À mes anciens collègues de Charlie Hebdo morts au travail

Ex-journaliste à Charlie Hebdo, Emmanuelle Veil, cofondatrice du journal minimal, rend hommage à Tignous, Bernard Maris, Mustapha, Cabu, Honoré, Charb et Wolinski, avec qui elle a travaillé de 2001 à 2009.

Il y a tout juste un an, j’avais capturé et posté sur mon compte Instagram ce coucher de soleil, accompagné d’une question en forme de vœu : « La vie en rose en 2015 ? »

Image : Emmanuelle Veil
Paris, le 1er janvier 2015. Photo: Emmanuelle Veil.

Quelques jours plus tard, l’exécution de mes anciens collègues de Charlie Hebdo colora tout en noir.

À l’approche du 7 janvier 2016, comment ne pas repenser à eux, avec émotion et tristesse ?

Tignous, ce nounours aux dents du bonheur… Il faisait beaucoup plus jeune que son âge. J’adorais partir en reportage avec lui. Il dessinait à une vitesse phénoménale, même quand il pleuvait et que son stylo dérapait sur le carnet mouillé. Il était discret, et en même temps parfaitement présent, ses caricatures, d’une grande tendresse, mettaient les gens interviewés dans de très bonnes dispositions. Au moment de l’éviction brutale du dessinateur Siné, il avait été l’un des rares à élever sa grosse voix pour s’y opposer.

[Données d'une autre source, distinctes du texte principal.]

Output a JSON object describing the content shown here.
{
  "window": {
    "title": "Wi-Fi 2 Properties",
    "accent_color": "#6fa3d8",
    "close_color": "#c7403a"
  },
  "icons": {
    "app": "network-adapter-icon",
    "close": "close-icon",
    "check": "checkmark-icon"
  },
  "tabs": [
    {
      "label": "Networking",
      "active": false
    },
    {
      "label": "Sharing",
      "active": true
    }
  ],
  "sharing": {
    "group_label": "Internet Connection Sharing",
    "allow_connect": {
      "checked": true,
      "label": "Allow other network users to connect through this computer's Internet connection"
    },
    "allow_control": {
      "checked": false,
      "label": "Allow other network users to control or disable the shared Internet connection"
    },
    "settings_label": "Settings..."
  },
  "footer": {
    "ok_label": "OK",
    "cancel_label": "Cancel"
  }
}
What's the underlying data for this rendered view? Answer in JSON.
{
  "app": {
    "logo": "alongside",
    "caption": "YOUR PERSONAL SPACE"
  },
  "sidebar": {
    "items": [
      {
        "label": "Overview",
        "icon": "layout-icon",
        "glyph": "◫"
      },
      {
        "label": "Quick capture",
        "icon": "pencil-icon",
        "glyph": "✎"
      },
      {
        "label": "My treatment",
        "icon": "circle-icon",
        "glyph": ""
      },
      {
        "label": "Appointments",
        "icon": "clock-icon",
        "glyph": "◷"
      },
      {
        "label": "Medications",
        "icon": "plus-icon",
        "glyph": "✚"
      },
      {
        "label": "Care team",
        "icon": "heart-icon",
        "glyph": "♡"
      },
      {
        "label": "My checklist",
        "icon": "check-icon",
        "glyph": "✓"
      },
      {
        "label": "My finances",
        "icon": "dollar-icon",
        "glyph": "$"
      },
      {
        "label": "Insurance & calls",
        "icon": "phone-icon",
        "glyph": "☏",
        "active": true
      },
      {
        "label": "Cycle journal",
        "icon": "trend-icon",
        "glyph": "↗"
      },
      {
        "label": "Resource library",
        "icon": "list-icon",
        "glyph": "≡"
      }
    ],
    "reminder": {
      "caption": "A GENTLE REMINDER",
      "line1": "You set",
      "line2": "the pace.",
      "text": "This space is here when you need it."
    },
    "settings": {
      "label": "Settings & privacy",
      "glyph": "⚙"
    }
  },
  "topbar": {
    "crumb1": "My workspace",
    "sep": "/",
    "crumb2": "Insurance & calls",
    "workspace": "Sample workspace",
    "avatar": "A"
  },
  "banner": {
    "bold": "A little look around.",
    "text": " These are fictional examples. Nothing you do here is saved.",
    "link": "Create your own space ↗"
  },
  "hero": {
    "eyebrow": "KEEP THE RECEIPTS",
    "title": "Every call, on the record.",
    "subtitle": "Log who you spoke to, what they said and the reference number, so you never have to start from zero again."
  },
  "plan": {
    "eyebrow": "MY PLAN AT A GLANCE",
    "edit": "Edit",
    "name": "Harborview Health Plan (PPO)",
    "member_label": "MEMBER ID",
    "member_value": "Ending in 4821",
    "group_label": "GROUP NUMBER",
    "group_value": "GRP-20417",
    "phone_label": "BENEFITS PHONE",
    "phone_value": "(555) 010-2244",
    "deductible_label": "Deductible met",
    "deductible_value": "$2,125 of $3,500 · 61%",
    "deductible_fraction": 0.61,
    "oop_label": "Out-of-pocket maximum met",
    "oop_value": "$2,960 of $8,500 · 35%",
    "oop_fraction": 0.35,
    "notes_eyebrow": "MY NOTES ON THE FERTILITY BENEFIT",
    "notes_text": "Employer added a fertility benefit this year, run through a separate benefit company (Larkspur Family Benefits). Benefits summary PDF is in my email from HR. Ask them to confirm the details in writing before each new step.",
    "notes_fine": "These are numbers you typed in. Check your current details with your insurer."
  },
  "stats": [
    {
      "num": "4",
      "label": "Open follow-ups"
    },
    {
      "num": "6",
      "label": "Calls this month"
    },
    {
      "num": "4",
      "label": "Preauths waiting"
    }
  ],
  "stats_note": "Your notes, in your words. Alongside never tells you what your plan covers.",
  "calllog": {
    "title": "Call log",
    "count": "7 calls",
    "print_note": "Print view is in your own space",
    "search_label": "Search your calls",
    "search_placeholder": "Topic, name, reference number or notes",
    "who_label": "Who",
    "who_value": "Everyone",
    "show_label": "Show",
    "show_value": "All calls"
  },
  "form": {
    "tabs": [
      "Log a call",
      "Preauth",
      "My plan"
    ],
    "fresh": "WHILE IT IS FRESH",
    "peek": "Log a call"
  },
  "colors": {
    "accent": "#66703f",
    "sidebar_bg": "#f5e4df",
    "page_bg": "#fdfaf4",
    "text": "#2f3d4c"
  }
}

Titi détestait l’injustice.

Bernard Maris, alias Oncle Bernard. Je l’appelais « Tonton ». On s’était rendu compte qu’on avait tous les deux un père Résistant, cela crée des liens. Son éloge de la gratuité, parfois contre tout le monde, en conférence de rédaction, m’a beaucoup influencée, et le modèle économique du journal minimal, fondé sur le don contre-don, lui doit énormément. C’était quelqu’un de raffiné, de sensible, dupe de rien malgré une capacité intacte à s’émerveiller au quotidien.

Mustapha, le correcteur en or du journal, si patient et si doux… Il était indulgent avec les journalistes, qui font beaucoup de fautes. Quand on allait le voir pour contester une correction ou pour lui poser des questions lexicales, il nous recevait toujours avec le sourire et l’esprit ouvert.

En conférence de rédaction, Cabu n’intervenait quasiment jamais. Il était aussi timide qu’à la télé, lorsqu’il pouffait après avoir caricaturé Dorothée. Au journal, il passait son temps à dessiner, et mangeait des bouts de pain. Il aimait écouter RTL, cela l’inspirait pour croquer les beaufs. Il avait ce look pas possible que tout le monde connaît : coupe au bol, lunettes rondes, chemise à carreaux sous un pull à col rond. Lors des grands événements c’était toujours lui qui faisait la Une car il sortait le meilleur dessin : le 11 septembre, le 21 avril 2002, et lors de l’affaire des caricatures de Mahomet, en 2006. Il avait alors fait preuve d’un courage exceptionnel, il prenait des risques.

Photo : Emmanuelle Veil
Le graffiti tout frais du SDF Crew que je vis sur mon chemin le 7 janvier 2015 en fin d’après-midi, en allant au rassemblement spontané place de la République. Photo: Emmanuelle Veil.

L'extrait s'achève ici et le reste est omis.